Lieu de frottement permanent entre institutions, entreprises et habitant.e.s, le chantier urbain, qu’il soit initié par des autorités ou organisé par des acteurs.trices privé.e.s, révèle la manière dont se nouent — ou se heurtent — les pouvoirs dans la ville. Aux côtés des grandes compagnies concessionnaires, des autorités religieuses ou civiles, locales ou étatiques, prend place une mosaïque d’acteurs.trices : entrepreneurs.ses généraux, artisans et sous-traitants, administrateurs.trices, comptables, ingénieur.e.s, architectes, ouvrier.e.s qualifié.e.s ou journalier.e.s. Il s’agira d’étudier les hiérarchies professionnelles, les formes de mobilisation collective ou de conflit qui émergent dans les espaces de construction. Marqués par des inégalités sociales et juridiques, les conditions de travail des chantiers sont souvent particulièrement précaires et difficiles, ponctuées d’accidents. Si l’espace du chantier au sens strict est souvent genré, ses effets urbains le sont moins, ou très différemment. Plus largement, il est possible de questionner ce que le monde social du chantier fait à la société urbaine. Il s’agit dès lors pour l’historien.ne de considérer le chantier comme un poste d’observation de la société urbaine et comme un laboratoire d’expériences sociales et politiques en ville.

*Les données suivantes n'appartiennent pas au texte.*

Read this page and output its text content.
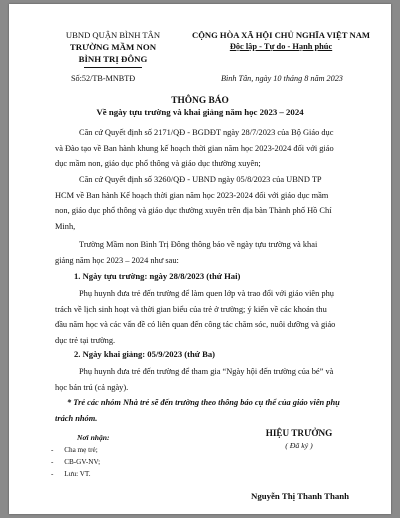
UBND QUẬN BÌNH TÂN
TRƯỜNG MẦM NON
BÌNH TRỊ ĐÔNG
CỘNG HÒA XÃ HỘI CHỦ NGHĨA VIỆT NAM
Độc lập - Tự do - Hạnh phúc
Số:52/TB-MNBTĐ	Bình Tân, ngày 10 tháng 8 năm 2023
THÔNG BÁO
Về ngày tựu trường và khai giảng năm học 2023 – 2024
Căn cứ Quyết định số 2171/QĐ - BGDĐT ngày 28/7/2023 của Bộ Giáo dục
và Đào tạo về Ban hành khung kế hoạch thời gian năm học 2023-2024 đối với giáo
dục mầm non, giáo dục phổ thông và giáo dục thường xuyên;
Căn cứ Quyết định số 3260/QĐ - UBND ngày 05/8/2023 của UBND TP
HCM về Ban hành Kế hoạch thời gian năm học 2023-2024 đối với giáo dục mầm
non, giáo dục phổ thông và giáo dục thường xuyên trên địa bàn Thành phố Hồ Chí
Minh,
Trường Mầm non Bình Trị Đông thông báo về ngày tựu trường và khai
giảng năm học 2023 – 2024 như sau:
1. Ngày tựu trường: ngày 28/8/2023 (thứ Hai)
Phụ huynh đưa trẻ đến trường để làm quen lớp và trao đổi với giáo viên phụ
trách về lịch sinh hoạt và thời gian biểu của trẻ ở trường; ý kiến về các khoản thu
đầu năm học và các vấn đề có liên quan đến công tác chăm sóc, nuôi dưỡng và giáo
dục trẻ tại trường.
2. Ngày khai giảng: 05/9/2023 (thứ Ba)
Phụ huynh đưa trẻ đến trường để tham gia “Ngày hội đến trường của bé” và
học bán trú (cả ngày).
* Trẻ các nhóm Nhà trẻ sẽ đến trường theo thông báo cụ thể của giáo viên phụ
trách nhóm.
Nơi nhận:
-      Cha mẹ trẻ;
-      CB-GV-NV;
-      Lưu: VT.
HIỆU TRƯỞNG
( Đã ký )
Nguyễn Thị Thanh Thanh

Ces interactions sont d’autant plus vives que chaque opération s’inscrit dans des montages financiers complexes : budgets municipaux, adjudications, donations, évergétisme, concessions, emprunts, spéculations foncières. L’inachèvement d’une enceinte urbaine, d’un aqueduc ou d’un édifice de spectacles, l’arrêt brutal d’une ligne de tramway pour défaut de liquidités, l’échec d’une percée trop spéculative, le surcoût d’un réseau d’égouts ou la faillite d’un promoteur, voire les ruptures induites par les vicissitudes politiques endogènes ou exogènes, révèlent la précarité économique des travaux autant que leurs bénéfices potentiels pour certains acteurs. Les chantiers ordinaires — pavage d’une rue, pose d’un égout, alignement ou rénovation d’une façade — n’échappent pas à ces tensions : parce qu’ils touchent le quotidien, ils mobilisent rapidement riverains, commerçants et usagers qui négocient ou luttent contre les nuisances.

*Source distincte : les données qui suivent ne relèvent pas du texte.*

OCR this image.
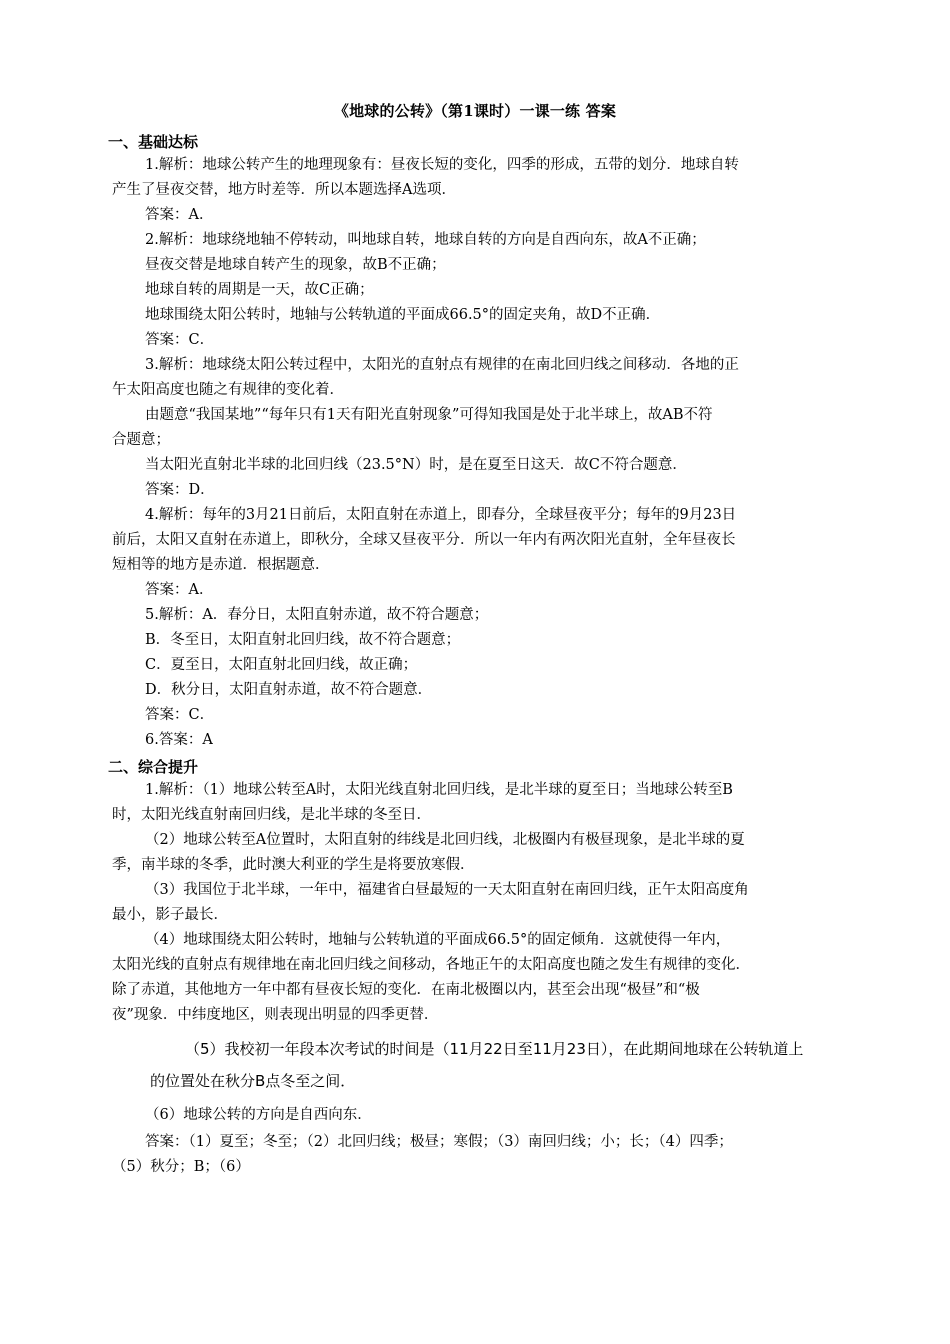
《地球的公转》（第1课时）一课一练 答案
一、基础达标
1.解析：地球公转产生的地理现象有：昼夜长短的变化，四季的形成，五带的划分．地球自转
产生了昼夜交替，地方时差等．所以本题选择A选项．
答案：A．
2.解析：地球绕地轴不停转动，叫地球自转，地球自转的方向是自西向东，故A不正确；
昼夜交替是地球自转产生的现象，故B不正确；
地球自转的周期是一天，故C正确；
地球围绕太阳公转时，地轴与公转轨道的平面成66.5°的固定夹角，故D不正确．
答案：C．
3.解析：地球绕太阳公转过程中，太阳光的直射点有规律的在南北回归线之间移动．各地的正
午太阳高度也随之有规律的变化着．
由题意“我国某地”“每年只有1天有阳光直射现象”可得知我国是处于北半球上，故AB不符
合题意；
当太阳光直射北半球的北回归线（23.5°N）时，是在夏至日这天．故C不符合题意．
答案：D．
4.解析：每年的3月21日前后，太阳直射在赤道上，即春分，全球昼夜平分；每年的9月23日
前后，太阳又直射在赤道上，即秋分，全球又昼夜平分．所以一年内有两次阳光直射，全年昼夜长
短相等的地方是赤道．根据题意．
答案：A．
5.解析：A．春分日，太阳直射赤道，故不符合题意；
B．冬至日，太阳直射北回归线，故不符合题意；
C．夏至日，太阳直射北回归线，故正确；
D．秋分日，太阳直射赤道，故不符合题意．
答案：C．
6.答案：A
二、综合提升
1.解析：（1）地球公转至A时，太阳光线直射北回归线，是北半球的夏至日；当地球公转至B
时，太阳光线直射南回归线，是北半球的冬至日．
（2）地球公转至A位置时，太阳直射的纬线是北回归线，北极圈内有极昼现象，是北半球的夏
季，南半球的冬季，此时澳大利亚的学生是将要放寒假．
（3）我国位于北半球，一年中，福建省白昼最短的一天太阳直射在南回归线，正午太阳高度角
最小，影子最长．
（4）地球围绕太阳公转时，地轴与公转轨道的平面成66.5°的固定倾角．这就使得一年内，
太阳光线的直射点有规律地在南北回归线之间移动，各地正午的太阳高度也随之发生有规律的变化．
除了赤道，其他地方一年中都有昼夜长短的变化．在南北极圈以内，甚至会出现“极昼”和“极
夜”现象．中纬度地区，则表现出明显的四季更替．
（5）我校初一年段本次考试的时间是（11月22日至11月23日），在此期间地球在公转轨道上
的位置处在秋分B点冬至之间．
（6）地球公转的方向是自西向东．
答案：（1）夏至；冬至；（2）北回归线；极昼；寒假；（3）南回归线；小；长；（4）四季；
（5）秋分；B；（6）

  1. Métabolisme du chantier urbain : du voisinage aux mobilisations environnementales

Parce qu’il ouvre le sol, coupe les rues et suspend l’usage ordinaire des lieux, le chantier met la ville à l’épreuve de son propre métabolisme. La fabrique d’un bâtiment questionne les lieux du chantier, les aires d’épure, l’approvisionnement, l’extraction de la pierre ou le débit du bois. En contexte urbain, il faut souvent acheminer des milliers de tonnes de matériaux, entreposer, évacuer déblais et gravats, reconfigurer les réseaux techniques, détourner les flux de circulation. De plus, les circulations des matériaux impliquent souvent une série de péages et le paiement de taxes et d’octrois. Il s’agit ici de réfléchir à la logistique du chantier : transport des matériaux, organisation de l’espace de travail, adaptation aux contraintes locales. Celle-ci ouvre sur des réflexions centrées sur les coûts environnementaux, les logiques de remploi de matériaux et les liens entre la ville et son arrière-pays où se situent souvent les ressources drainées par les constructions. Ces opérations génèrent bruit, poussière, vibrations, émissions de produits dangereux ou polluants et peuvent fragiliser les sols. Elles nécessitent en outre un afflux de main-d’œuvre extérieure, ouvrant sur différents phénomènes migratoires, et tout un maillage d’emprises temporaires : carrières plus ou moins proches, dépôts de matériaux, bases-vie, ateliers, baraquements, voies d’acheminement routières, ferroviaires ou fluviales qui transforment provisoirement rues, ports ou terrains vagues en hors-lieux de la ville ordinaire. Cette approche spatiale du chantier urbain pose également la question de sa clôture ou au contraire de son ouverture sur la ville. S’il fait la ville, le chantier la défait également : il peut ainsi représenter l’antimonde urbain, qu’il s’agisse des paysages ou des pratiques. Enfin, ces espaces interstitiels souvent dédiés au stockage ou au logement des ouvrier.e.s deviennent tantôt refuges pour des pratiques marginales, tantôt motifs d’éviction d’usages antérieurs.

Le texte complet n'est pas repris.